Das Postprocessing von harzbasierten AM-Teilen hat entscheidenden Einfluss auf die finalen Bauteileigenschaften. Ein eminent wichtiger Teil im gesamten Fertigungsprozess.

Anne Asmacher
Project Leader Industrial Materials & Applications bei Altana Cubic Ink®

„Natürlich ist die Rezeptur des Materials die Grundlage für die Materialeigenschaften. Das Postprocessing entscheidet aber darüber, wie die Eigenschaften des fertigen Teils schlussendlich sein werden.“

Mittlerweile ist es fast jedem klar, der sich mit Additiver Fertigung auseinandersetzt, dass beinahe jedes Verfahren irgendeine Form der Nachbearbeitung nach sich zieht.
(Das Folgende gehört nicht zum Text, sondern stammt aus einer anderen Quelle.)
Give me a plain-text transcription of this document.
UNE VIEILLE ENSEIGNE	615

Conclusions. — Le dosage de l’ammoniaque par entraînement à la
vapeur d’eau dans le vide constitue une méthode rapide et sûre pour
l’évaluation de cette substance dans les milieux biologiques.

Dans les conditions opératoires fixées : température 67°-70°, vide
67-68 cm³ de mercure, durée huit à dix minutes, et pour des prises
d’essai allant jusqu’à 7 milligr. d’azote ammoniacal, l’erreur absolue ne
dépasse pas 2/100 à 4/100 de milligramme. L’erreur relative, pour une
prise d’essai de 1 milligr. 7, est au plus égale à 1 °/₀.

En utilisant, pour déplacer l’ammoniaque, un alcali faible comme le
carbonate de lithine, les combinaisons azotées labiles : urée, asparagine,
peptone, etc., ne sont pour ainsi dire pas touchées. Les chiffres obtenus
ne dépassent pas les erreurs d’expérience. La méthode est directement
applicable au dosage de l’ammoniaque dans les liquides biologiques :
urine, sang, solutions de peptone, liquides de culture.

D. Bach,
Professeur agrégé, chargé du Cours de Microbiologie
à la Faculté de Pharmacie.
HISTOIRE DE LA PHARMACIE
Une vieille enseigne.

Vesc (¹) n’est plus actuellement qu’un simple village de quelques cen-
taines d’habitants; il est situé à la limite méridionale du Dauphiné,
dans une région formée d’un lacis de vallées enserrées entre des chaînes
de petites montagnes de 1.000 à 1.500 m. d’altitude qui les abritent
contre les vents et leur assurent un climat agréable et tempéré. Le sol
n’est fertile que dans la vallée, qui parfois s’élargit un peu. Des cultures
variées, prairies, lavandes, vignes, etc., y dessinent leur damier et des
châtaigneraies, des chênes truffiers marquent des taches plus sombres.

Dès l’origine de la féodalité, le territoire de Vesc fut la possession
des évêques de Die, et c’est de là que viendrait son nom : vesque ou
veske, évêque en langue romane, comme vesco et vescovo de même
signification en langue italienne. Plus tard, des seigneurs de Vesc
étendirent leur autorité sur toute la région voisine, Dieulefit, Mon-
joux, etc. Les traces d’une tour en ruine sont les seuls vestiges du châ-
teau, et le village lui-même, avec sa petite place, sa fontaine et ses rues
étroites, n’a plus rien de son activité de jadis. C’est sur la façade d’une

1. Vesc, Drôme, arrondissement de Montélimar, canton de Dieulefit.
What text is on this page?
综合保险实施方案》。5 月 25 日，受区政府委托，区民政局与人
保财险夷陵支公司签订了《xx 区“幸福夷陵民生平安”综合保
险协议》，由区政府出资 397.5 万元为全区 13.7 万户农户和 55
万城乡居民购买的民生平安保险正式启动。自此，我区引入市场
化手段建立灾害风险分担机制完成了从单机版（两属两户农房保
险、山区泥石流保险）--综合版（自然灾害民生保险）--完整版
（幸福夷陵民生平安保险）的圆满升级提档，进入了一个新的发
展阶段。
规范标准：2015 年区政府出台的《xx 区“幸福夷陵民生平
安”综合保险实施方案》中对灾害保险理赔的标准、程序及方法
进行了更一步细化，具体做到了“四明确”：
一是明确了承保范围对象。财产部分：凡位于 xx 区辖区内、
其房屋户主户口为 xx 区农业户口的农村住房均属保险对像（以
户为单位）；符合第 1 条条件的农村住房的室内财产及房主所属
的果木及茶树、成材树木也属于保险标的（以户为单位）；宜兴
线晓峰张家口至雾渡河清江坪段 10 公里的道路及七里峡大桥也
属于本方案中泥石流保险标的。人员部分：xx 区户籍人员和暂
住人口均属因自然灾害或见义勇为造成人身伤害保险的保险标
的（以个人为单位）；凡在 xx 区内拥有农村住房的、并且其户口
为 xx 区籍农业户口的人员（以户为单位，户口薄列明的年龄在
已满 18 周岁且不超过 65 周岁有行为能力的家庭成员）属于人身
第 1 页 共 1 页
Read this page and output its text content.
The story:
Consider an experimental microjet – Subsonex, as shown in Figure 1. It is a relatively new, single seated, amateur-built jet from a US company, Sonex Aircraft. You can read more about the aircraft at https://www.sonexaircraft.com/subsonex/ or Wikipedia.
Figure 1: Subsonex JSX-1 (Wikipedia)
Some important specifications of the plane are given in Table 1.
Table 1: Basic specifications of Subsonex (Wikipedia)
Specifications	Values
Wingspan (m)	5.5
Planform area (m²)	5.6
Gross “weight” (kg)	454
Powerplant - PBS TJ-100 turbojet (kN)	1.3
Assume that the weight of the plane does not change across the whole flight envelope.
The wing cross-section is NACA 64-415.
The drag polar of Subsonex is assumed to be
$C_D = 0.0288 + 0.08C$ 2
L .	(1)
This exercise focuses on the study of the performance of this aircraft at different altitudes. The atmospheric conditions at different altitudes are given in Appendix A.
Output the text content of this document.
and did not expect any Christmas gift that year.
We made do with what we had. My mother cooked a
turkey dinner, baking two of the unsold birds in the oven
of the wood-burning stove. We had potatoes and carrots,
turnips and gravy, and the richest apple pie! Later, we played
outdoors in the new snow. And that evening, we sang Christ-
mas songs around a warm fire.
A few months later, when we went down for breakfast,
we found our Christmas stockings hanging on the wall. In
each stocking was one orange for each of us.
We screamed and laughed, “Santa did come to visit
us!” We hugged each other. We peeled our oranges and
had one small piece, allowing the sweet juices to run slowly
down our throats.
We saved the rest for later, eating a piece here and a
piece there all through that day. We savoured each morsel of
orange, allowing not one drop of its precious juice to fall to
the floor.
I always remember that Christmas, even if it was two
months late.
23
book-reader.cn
Oft sind es rein mechanische Vorgänge, wie das Entfernen von Stützgeometrien oder Pulver. Manche Verfahren benötigen aber auch eine thermische Nachbehandlung oder eine Bestrahlung mit UV-Licht, um die endgültigen Materialeigenschaften oder Gefügestrukturen zu erzeugen. Schnell begibt man sich bei Letzteren in den Bereich der Materialwissenschaften und den höheren Weihen von Physik und Chemie.

Speziell bei harzbasierten Verfahren erfährt man als Anwender schnell, dass das Material auch recht tückisch sein kann. Schutzausstattung wie Handschuhe, Schutzbrille und Schutzbekleidung sind im gewerblichen Umfeld obligatorisch, aber auch als Klein- und Privatanwender tut man gut daran, diese Schutzmaßnahmen zu ergreifen. Das Material klebt und verschmutzte Textilien sind kaum mehr sauber zu bekommen. Es handelt sich dabei um Photopolymere, die unter Einwirkung von Licht mit definierter Wellenlänge ihre chemische Struktur verändern und sich verfestigen.

Direkt nach dem Bauprozess müssen die Teile erst vom Restmaterial befreit (gewaschen) und getrocknet werden. Erst dann kann das Nachhärten beginnen.

Direkt nach dem Bauprozess müssen die Teile erst vom Restmaterial befreit (gewaschen) und getrocknet werden. Erst dann kann das Nachhärten beginnen.

André Salié
Head of Business Development bei Altana Cubic Ink®

„Als Materialhersteller stehen wir in der Verantwortung, unseren Kunden die erforderlichen Prozessschritte detailliert zu beschreiben. Nur so können sie eine reproduzierbar hohe Qualität ihrer Teile erreichen.“

Umfangreiche Prozessschritte erforderlich

Im Arbeitsprozess sieht man sich mit der Aufgabe konfrontiert, die Bauteile effizient zu reinigen und trocken zu bekommen, was erfordert, genau darauf zu achten, womit man reinigt. Begeht man hier Fehler, leidet die Oberflächenqualität oder das Bauteil klebt dauerhaft. Im schlimmsten Fall wird das Teil sogar beschädigt – sowohl mechanisch als auch chemisch – und kann seine gewünschte Festigkeit gar nicht mehr erreichen. Als weiterer Nachbearbeitungsschritt ist meist eine Form von Curing erforderlich. Dabei handelt es sich um eine Nachhärtung des Teils unter Einwirkung von Wärme oder UV-Licht. Insbesondere bei technischen Materialien ist eine Kombination aus beidem erforderlich.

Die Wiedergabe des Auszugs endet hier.